Large water-table response to rainfall in a shallow bedrock aquifer having minimal overburden cover

Abstract

Rapid recharge events manifested as significant increases in hydraulic head have been observed in many fractured bedrock aquifers around the world. Often the response in hydraulic head exceeds what would be observed in an equivalent porous media by more than an order of magnitude. As the mechanisms that cause these events are poorly understood particularly under highly-transient conditions, a detailed investigation was conducted at a well-characterized field site in eastern Canada. During the spring and summer of 2012, frequent measurements of hydraulic head were obtained in gneissic terrain covered by a thin veneer of drift materials using 21 multi-level monitoring wells installed in the bedrock. Each of the wells was hydraulically tested from the water table to total depth using a straddle-packer system and fractures intersecting the wells were identified using a borehole camera prior to the construction of the multi-level piezometers. Rainfall and weather data were also collected over the same time period.

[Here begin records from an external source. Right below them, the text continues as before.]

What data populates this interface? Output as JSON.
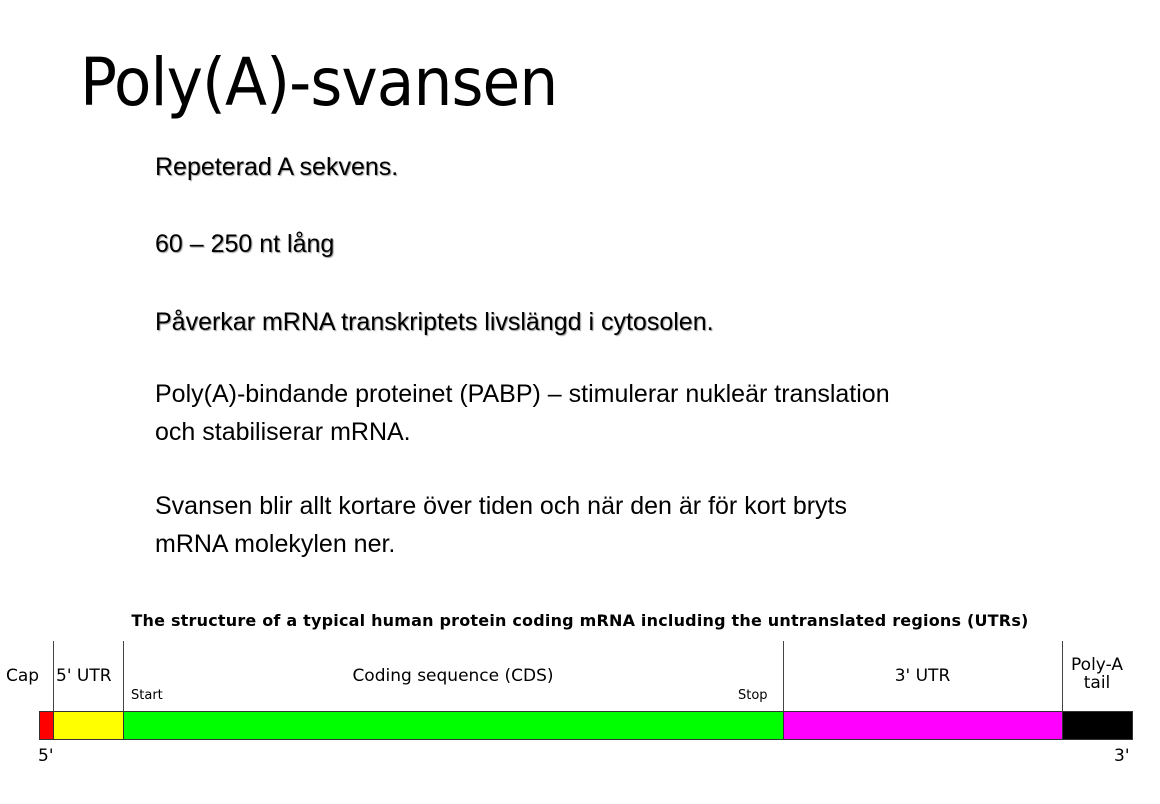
{
  "slide": {
    "title": "Poly(A)-svansen",
    "lines": [
      "Repeterad A sekvens.",
      "60 – 250 nt lång",
      "Påverkar mRNA transkriptets livslängd i cytosolen.",
      "Poly(A)-bindande proteinet (PABP) – stimulerar nukleär translation",
      "och stabiliserar mRNA.",
      "Svansen blir allt kortare över tiden och när den är för kort bryts",
      "mRNA molekylen ner."
    ]
  },
  "diagram": {
    "title": "The structure of a typical human protein coding mRNA including the untranslated regions (UTRs)",
    "regions": [
      {
        "label": "Cap",
        "color": "#ff0000"
      },
      {
        "label": "5' UTR",
        "color": "#ffff00"
      },
      {
        "label": "Coding sequence (CDS)",
        "color": "#00ff00"
      },
      {
        "label": "3' UTR",
        "color": "#ff00ff"
      },
      {
        "label_line1": "Poly-A",
        "label_line2": "tail",
        "color": "#000000"
      }
    ],
    "start_label": "Start",
    "stop_label": "Stop",
    "five_prime": "5'",
    "three_prime": "3'"
  }
}
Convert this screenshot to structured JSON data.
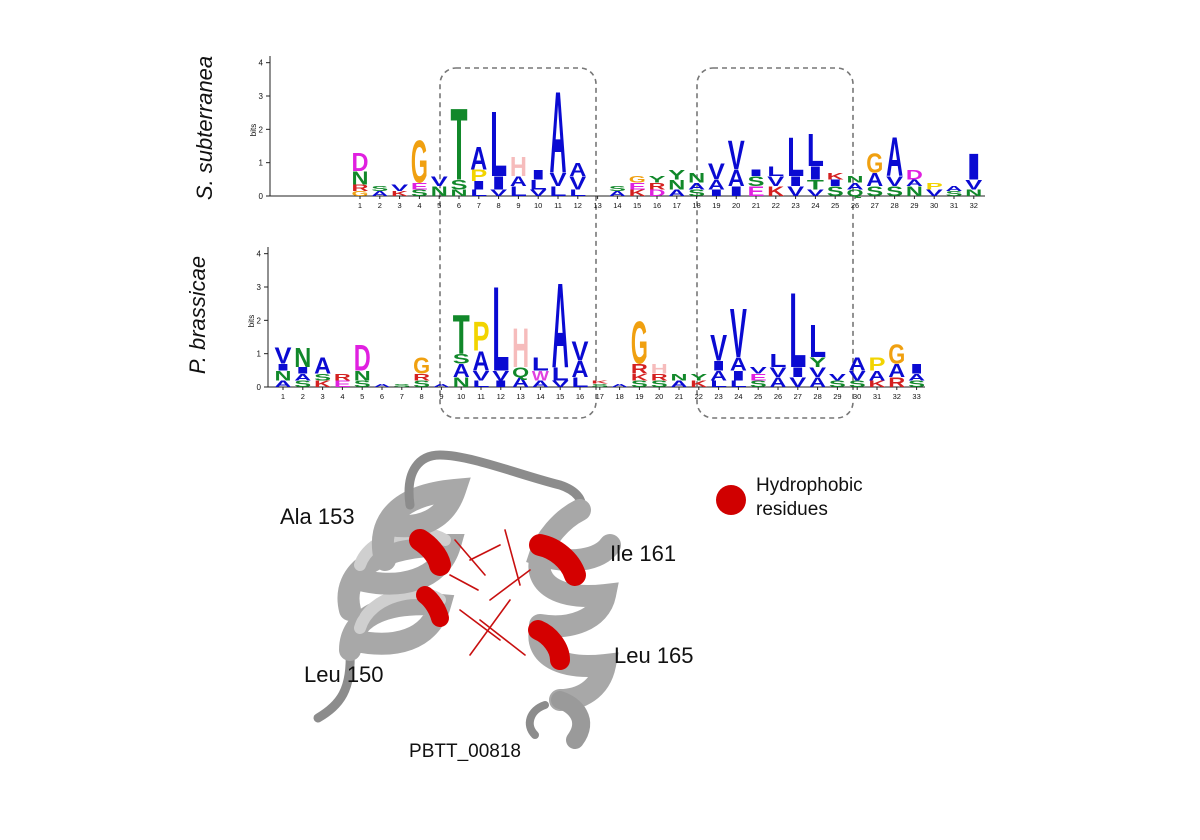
{
  "chart_data": [
    {
      "type": "logo",
      "title": "S. subterranea",
      "y_label": "bits",
      "ylim": [
        0,
        4.2
      ],
      "yticks": [
        0,
        1,
        2,
        3,
        4
      ],
      "categories": [
        "1",
        "2",
        "3",
        "4",
        "5",
        "6",
        "7",
        "8",
        "9",
        "10",
        "11",
        "12",
        "13",
        "14",
        "15",
        "16",
        "17",
        "18",
        "19",
        "20",
        "21",
        "22",
        "23",
        "24",
        "25",
        "26",
        "27",
        "28",
        "29",
        "30",
        "31",
        "32"
      ],
      "stacks": [
        [
          {
            "letter": "G",
            "bits": 0.15
          },
          {
            "letter": "R",
            "bits": 0.2
          },
          {
            "letter": "N",
            "bits": 0.4
          },
          {
            "letter": "D",
            "bits": 0.55
          }
        ],
        [
          {
            "letter": "A",
            "bits": 0.15
          },
          {
            "letter": "S",
            "bits": 0.15
          }
        ],
        [
          {
            "letter": "K",
            "bits": 0.15
          },
          {
            "letter": "V",
            "bits": 0.2
          }
        ],
        [
          {
            "letter": "S",
            "bits": 0.2
          },
          {
            "letter": "E",
            "bits": 0.2
          },
          {
            "letter": "G",
            "bits": 1.3
          }
        ],
        [
          {
            "letter": "N",
            "bits": 0.3
          },
          {
            "letter": "V",
            "bits": 0.3
          }
        ],
        [
          {
            "letter": "N",
            "bits": 0.2
          },
          {
            "letter": "S",
            "bits": 0.3
          },
          {
            "letter": "T",
            "bits": 2.2
          }
        ],
        [
          {
            "letter": "L",
            "bits": 0.2
          },
          {
            "letter": "I",
            "bits": 0.25
          },
          {
            "letter": "P",
            "bits": 0.35
          },
          {
            "letter": "A",
            "bits": 0.7
          }
        ],
        [
          {
            "letter": "V",
            "bits": 0.2
          },
          {
            "letter": "I",
            "bits": 0.4
          },
          {
            "letter": "L",
            "bits": 2.0
          }
        ],
        [
          {
            "letter": "L",
            "bits": 0.3
          },
          {
            "letter": "A",
            "bits": 0.3
          },
          {
            "letter": "H",
            "bits": 0.6
          }
        ],
        [
          {
            "letter": "V",
            "bits": 0.2
          },
          {
            "letter": "L",
            "bits": 0.3
          },
          {
            "letter": "I",
            "bits": 0.3
          }
        ],
        [
          {
            "letter": "L",
            "bits": 0.3
          },
          {
            "letter": "V",
            "bits": 0.4
          },
          {
            "letter": "A",
            "bits": 2.5
          }
        ],
        [
          {
            "letter": "L",
            "bits": 0.2
          },
          {
            "letter": "V",
            "bits": 0.4
          },
          {
            "letter": "A",
            "bits": 0.4
          }
        ],
        [],
        [
          {
            "letter": "A",
            "bits": 0.15
          },
          {
            "letter": "S",
            "bits": 0.15
          }
        ],
        [
          {
            "letter": "K",
            "bits": 0.2
          },
          {
            "letter": "E",
            "bits": 0.2
          },
          {
            "letter": "G",
            "bits": 0.2
          }
        ],
        [
          {
            "letter": "D",
            "bits": 0.2
          },
          {
            "letter": "R",
            "bits": 0.2
          },
          {
            "letter": "Y",
            "bits": 0.2
          }
        ],
        [
          {
            "letter": "A",
            "bits": 0.2
          },
          {
            "letter": "N",
            "bits": 0.3
          },
          {
            "letter": "Y",
            "bits": 0.3
          }
        ],
        [
          {
            "letter": "S",
            "bits": 0.2
          },
          {
            "letter": "A",
            "bits": 0.2
          },
          {
            "letter": "N",
            "bits": 0.3
          }
        ],
        [
          {
            "letter": "I",
            "bits": 0.2
          },
          {
            "letter": "A",
            "bits": 0.3
          },
          {
            "letter": "V",
            "bits": 0.5
          }
        ],
        [
          {
            "letter": "I",
            "bits": 0.3
          },
          {
            "letter": "A",
            "bits": 0.5
          },
          {
            "letter": "V",
            "bits": 0.9
          }
        ],
        [
          {
            "letter": "E",
            "bits": 0.3
          },
          {
            "letter": "S",
            "bits": 0.3
          },
          {
            "letter": "I",
            "bits": 0.2
          }
        ],
        [
          {
            "letter": "K",
            "bits": 0.3
          },
          {
            "letter": "V",
            "bits": 0.3
          },
          {
            "letter": "L",
            "bits": 0.3
          }
        ],
        [
          {
            "letter": "V",
            "bits": 0.3
          },
          {
            "letter": "I",
            "bits": 0.3
          },
          {
            "letter": "L",
            "bits": 1.2
          }
        ],
        [
          {
            "letter": "V",
            "bits": 0.2
          },
          {
            "letter": "T",
            "bits": 0.3
          },
          {
            "letter": "I",
            "bits": 0.4
          },
          {
            "letter": "L",
            "bits": 1.0
          }
        ],
        [
          {
            "letter": "S",
            "bits": 0.3
          },
          {
            "letter": "I",
            "bits": 0.2
          },
          {
            "letter": "K",
            "bits": 0.2
          }
        ],
        [
          {
            "letter": "Q",
            "bits": 0.2
          },
          {
            "letter": "A",
            "bits": 0.2
          },
          {
            "letter": "N",
            "bits": 0.2
          }
        ],
        [
          {
            "letter": "S",
            "bits": 0.3
          },
          {
            "letter": "A",
            "bits": 0.4
          },
          {
            "letter": "G",
            "bits": 0.6
          }
        ],
        [
          {
            "letter": "S",
            "bits": 0.3
          },
          {
            "letter": "V",
            "bits": 0.3
          },
          {
            "letter": "A",
            "bits": 1.2
          }
        ],
        [
          {
            "letter": "N",
            "bits": 0.3
          },
          {
            "letter": "A",
            "bits": 0.2
          },
          {
            "letter": "D",
            "bits": 0.3
          }
        ],
        [
          {
            "letter": "V",
            "bits": 0.2
          },
          {
            "letter": "P",
            "bits": 0.2
          }
        ],
        [
          {
            "letter": "S",
            "bits": 0.15
          },
          {
            "letter": "A",
            "bits": 0.15
          }
        ],
        [
          {
            "letter": "N",
            "bits": 0.2
          },
          {
            "letter": "V",
            "bits": 0.3
          },
          {
            "letter": "I",
            "bits": 0.8
          }
        ]
      ]
    },
    {
      "type": "logo",
      "title": "P. brassicae",
      "y_label": "bits",
      "ylim": [
        0,
        4.2
      ],
      "yticks": [
        0,
        1,
        2,
        3,
        4
      ],
      "categories": [
        "1",
        "2",
        "3",
        "4",
        "5",
        "6",
        "7",
        "8",
        "9",
        "10",
        "11",
        "12",
        "13",
        "14",
        "15",
        "16",
        "17",
        "18",
        "19",
        "20",
        "21",
        "22",
        "23",
        "24",
        "25",
        "26",
        "27",
        "28",
        "29",
        "30",
        "31",
        "32",
        "33"
      ],
      "stacks": [
        [
          {
            "letter": "A",
            "bits": 0.2
          },
          {
            "letter": "N",
            "bits": 0.3
          },
          {
            "letter": "I",
            "bits": 0.2
          },
          {
            "letter": "V",
            "bits": 0.5
          }
        ],
        [
          {
            "letter": "S",
            "bits": 0.2
          },
          {
            "letter": "A",
            "bits": 0.2
          },
          {
            "letter": "I",
            "bits": 0.2
          },
          {
            "letter": "N",
            "bits": 0.6
          }
        ],
        [
          {
            "letter": "K",
            "bits": 0.2
          },
          {
            "letter": "S",
            "bits": 0.2
          },
          {
            "letter": "A",
            "bits": 0.5
          }
        ],
        [
          {
            "letter": "E",
            "bits": 0.2
          },
          {
            "letter": "R",
            "bits": 0.2
          }
        ],
        [
          {
            "letter": "S",
            "bits": 0.2
          },
          {
            "letter": "N",
            "bits": 0.3
          },
          {
            "letter": "D",
            "bits": 0.8
          }
        ],
        [
          {
            "letter": "A",
            "bits": 0.1
          }
        ],
        [
          {
            "letter": "S",
            "bits": 0.1
          }
        ],
        [
          {
            "letter": "S",
            "bits": 0.2
          },
          {
            "letter": "R",
            "bits": 0.2
          },
          {
            "letter": "G",
            "bits": 0.5
          }
        ],
        [
          {
            "letter": "A",
            "bits": 0.1
          }
        ],
        [
          {
            "letter": "N",
            "bits": 0.3
          },
          {
            "letter": "A",
            "bits": 0.4
          },
          {
            "letter": "S",
            "bits": 0.3
          },
          {
            "letter": "T",
            "bits": 1.2
          }
        ],
        [
          {
            "letter": "L",
            "bits": 0.2
          },
          {
            "letter": "V",
            "bits": 0.3
          },
          {
            "letter": "A",
            "bits": 0.6
          },
          {
            "letter": "P",
            "bits": 0.9
          }
        ],
        [
          {
            "letter": "I",
            "bits": 0.2
          },
          {
            "letter": "V",
            "bits": 0.3
          },
          {
            "letter": "L",
            "bits": 2.6
          }
        ],
        [
          {
            "letter": "A",
            "bits": 0.3
          },
          {
            "letter": "Q",
            "bits": 0.3
          },
          {
            "letter": "H",
            "bits": 1.2
          }
        ],
        [
          {
            "letter": "A",
            "bits": 0.2
          },
          {
            "letter": "W",
            "bits": 0.3
          },
          {
            "letter": "L",
            "bits": 0.4
          }
        ],
        [
          {
            "letter": "V",
            "bits": 0.2
          },
          {
            "letter": "L",
            "bits": 0.4
          },
          {
            "letter": "A",
            "bits": 2.6
          }
        ],
        [
          {
            "letter": "L",
            "bits": 0.3
          },
          {
            "letter": "A",
            "bits": 0.5
          },
          {
            "letter": "V",
            "bits": 0.6
          }
        ],
        [
          {
            "letter": "S",
            "bits": 0.1
          },
          {
            "letter": "K",
            "bits": 0.1
          }
        ],
        [
          {
            "letter": "A",
            "bits": 0.1
          }
        ],
        [
          {
            "letter": "S",
            "bits": 0.2
          },
          {
            "letter": "K",
            "bits": 0.2
          },
          {
            "letter": "R",
            "bits": 0.3
          },
          {
            "letter": "G",
            "bits": 1.3
          }
        ],
        [
          {
            "letter": "S",
            "bits": 0.2
          },
          {
            "letter": "R",
            "bits": 0.2
          },
          {
            "letter": "H",
            "bits": 0.3
          }
        ],
        [
          {
            "letter": "A",
            "bits": 0.2
          },
          {
            "letter": "N",
            "bits": 0.2
          }
        ],
        [
          {
            "letter": "K",
            "bits": 0.2
          },
          {
            "letter": "Y",
            "bits": 0.2
          }
        ],
        [
          {
            "letter": "L",
            "bits": 0.2
          },
          {
            "letter": "A",
            "bits": 0.3
          },
          {
            "letter": "I",
            "bits": 0.3
          },
          {
            "letter": "V",
            "bits": 0.8
          }
        ],
        [
          {
            "letter": "L",
            "bits": 0.2
          },
          {
            "letter": "I",
            "bits": 0.3
          },
          {
            "letter": "A",
            "bits": 0.4
          },
          {
            "letter": "V",
            "bits": 1.5
          }
        ],
        [
          {
            "letter": "S",
            "bits": 0.2
          },
          {
            "letter": "E",
            "bits": 0.2
          },
          {
            "letter": "V",
            "bits": 0.2
          }
        ],
        [
          {
            "letter": "A",
            "bits": 0.3
          },
          {
            "letter": "V",
            "bits": 0.3
          },
          {
            "letter": "L",
            "bits": 0.4
          }
        ],
        [
          {
            "letter": "V",
            "bits": 0.3
          },
          {
            "letter": "I",
            "bits": 0.3
          },
          {
            "letter": "L",
            "bits": 2.3
          }
        ],
        [
          {
            "letter": "A",
            "bits": 0.3
          },
          {
            "letter": "V",
            "bits": 0.3
          },
          {
            "letter": "Y",
            "bits": 0.3
          },
          {
            "letter": "L",
            "bits": 1.0
          }
        ],
        [
          {
            "letter": "S",
            "bits": 0.2
          },
          {
            "letter": "V",
            "bits": 0.2
          }
        ],
        [
          {
            "letter": "S",
            "bits": 0.2
          },
          {
            "letter": "V",
            "bits": 0.3
          },
          {
            "letter": "A",
            "bits": 0.4
          }
        ],
        [
          {
            "letter": "K",
            "bits": 0.2
          },
          {
            "letter": "A",
            "bits": 0.3
          },
          {
            "letter": "P",
            "bits": 0.4
          }
        ],
        [
          {
            "letter": "R",
            "bits": 0.3
          },
          {
            "letter": "A",
            "bits": 0.4
          },
          {
            "letter": "G",
            "bits": 0.6
          }
        ],
        [
          {
            "letter": "S",
            "bits": 0.2
          },
          {
            "letter": "A",
            "bits": 0.2
          },
          {
            "letter": "I",
            "bits": 0.3
          }
        ]
      ]
    }
  ],
  "letter_colors": {
    "A": "#0a0ad2",
    "V": "#0a0ad2",
    "L": "#0a0ad2",
    "I": "#0a0ad2",
    "M": "#0a0ad2",
    "F": "#0a0ad2",
    "W": "#e040e0",
    "G": "#f0a010",
    "P": "#f2d400",
    "T": "#11882a",
    "S": "#11882a",
    "N": "#11882a",
    "Q": "#11882a",
    "Y": "#11882a",
    "D": "#e020e0",
    "E": "#e020e0",
    "H": "#f6bcbc",
    "K": "#d42020",
    "R": "#d42020",
    "C": "#888888"
  },
  "structure": {
    "labels": [
      "Ala 153",
      "Ile 161",
      "Leu 165",
      "Leu 150"
    ],
    "protein": "PBTT_00818",
    "legend": "Hydrophobic residues",
    "legend_color": "#d00000"
  }
}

A piezometer located on a bedrock outcrop which responded rapidly to rainfall was identified and used as a focus for numerical simulations. To determine the properties of the drift materials in the vicinity of the outcrop, a ground penetrating radar (GPR) survey was conducted over a 40×40m area to map depth to bedrock and five in-situ permeameter tests were performed to estimate the hydraulic conductivity. Three-dimensional numerical simulations were conducted to reproduce the response in the piezometer for both short (24h) and long (one month) timescales. The numerical simulations were used to determine what parameters have the greatest impact on controlling rapid recharge. Based on this study it was concluded that the large magnitude head rises recorded in this piezometer are a result of recharge to steeply inclined fractures exposed on or immediately adjacent to the outcrop. The hydraulic head responds rapidly because of the low specific yield of the rock to which the transmissive features are connected. The modelling also showed that as little as 0.4m of drift material can completely eliminate the response in the well especially during times when evapotranspiration is high.